Why is the answer to the two-coin-flip problem 1/3 instead of 1/2?

Because the information given is "at least one of the two flips came up heads", which is true for three of the four equally likely outcomes (HH, HT, TH). Of those three, only one (HH) is two heads. So the conditional probability of two heads given at least one heads is 1/3, not 1/2. The 1/2 answer comes from imagining you've been told a specific coin (say the first) is heads, which is a different conditioning event.

What does P(A|B) = 0 mean?

It means A is impossible given B has happened — the two events are mutually exclusive in a strong sense.

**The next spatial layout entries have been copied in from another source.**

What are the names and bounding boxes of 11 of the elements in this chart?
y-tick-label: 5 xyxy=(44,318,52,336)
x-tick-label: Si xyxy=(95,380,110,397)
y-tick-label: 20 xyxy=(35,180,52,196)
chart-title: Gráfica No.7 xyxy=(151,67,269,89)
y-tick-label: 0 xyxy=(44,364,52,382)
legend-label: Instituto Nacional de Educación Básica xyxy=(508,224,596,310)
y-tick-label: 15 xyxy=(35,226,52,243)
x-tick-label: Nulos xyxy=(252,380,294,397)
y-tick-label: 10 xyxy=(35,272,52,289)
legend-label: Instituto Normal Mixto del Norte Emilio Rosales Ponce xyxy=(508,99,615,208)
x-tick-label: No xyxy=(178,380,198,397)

For example, P(card is red | card is the ace of spades) = 0, because the ace of spades is black. Note this is different from P(A) = 0; an event can have zero probability overall but non-zero probability conditional on something specific, and vice versa.

Conditional probability is the workhorse of careful thinking under uncertainty. Once you can read a probability statement and immediately ask "conditional on what?", you'll spot the base-rate trap, you'll switch the direction of Bayes' theorem in your head, and you'll find that the famous "impossible" puzzles — Monty Hall, the two-child problem, the Tuesday-boy problem — all reduce to the same mechanical question of which subset of outcomes you're really restricting to.